Over the years the garden here has evolved into what I suppose most gardeners would describe as a total mess: plants everywhere, no discernible design, and hardly any labels. I think labels, to address only the last of these problems, are pretty unattractive, though I do use them for bulbs, to prevent me–in theory–from slicing through them when planting yet another plant in a space I thought was empty.

Colchicum ‘Glory of Heemstede’ ….with label.

I noticed this aroid leaf in the rock garden yesterday; maybe it’s Arum korolkowii or A. byzantinum. Doesn’t have a label so it could be almost anything. I think it’s an aroid but it could be some horrendous weed.

Aroid leaf in front of a captive Daphne circassica (in the cage ….)

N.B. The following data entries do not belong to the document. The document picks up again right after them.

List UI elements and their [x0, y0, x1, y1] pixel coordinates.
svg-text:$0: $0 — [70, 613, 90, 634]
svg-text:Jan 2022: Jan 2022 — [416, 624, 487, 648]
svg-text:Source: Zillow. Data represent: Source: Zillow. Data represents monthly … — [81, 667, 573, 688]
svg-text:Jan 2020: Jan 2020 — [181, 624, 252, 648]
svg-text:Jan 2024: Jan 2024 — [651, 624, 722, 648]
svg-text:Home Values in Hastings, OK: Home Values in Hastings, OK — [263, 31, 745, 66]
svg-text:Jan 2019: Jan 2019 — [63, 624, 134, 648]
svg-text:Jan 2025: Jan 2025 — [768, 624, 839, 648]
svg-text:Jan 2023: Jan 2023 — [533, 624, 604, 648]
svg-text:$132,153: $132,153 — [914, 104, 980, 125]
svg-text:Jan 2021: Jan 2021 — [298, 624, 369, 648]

Almost every square inch of the garden is planted with bulbs, and as I was planting some things I got from the chapter plant sale (Rocky Mountain Chapter of the North American Rock Garden Society) I dug up a handful of crocus that had no label, and had to be replanted. I decided to be a bit more cautious in my digging, got distracted by weeds (that stupid little violet that seeds everywhere), when all of a sudden I was staring at this thing about three inches tall, a foot away from me.

Pure serendipity. I’d forgotten all about this, too, but I found a label hidden under the soil; Biarum tenuifolium, an aroid.  It’s growing in a place that makes taking its picture very awkward, but I tried.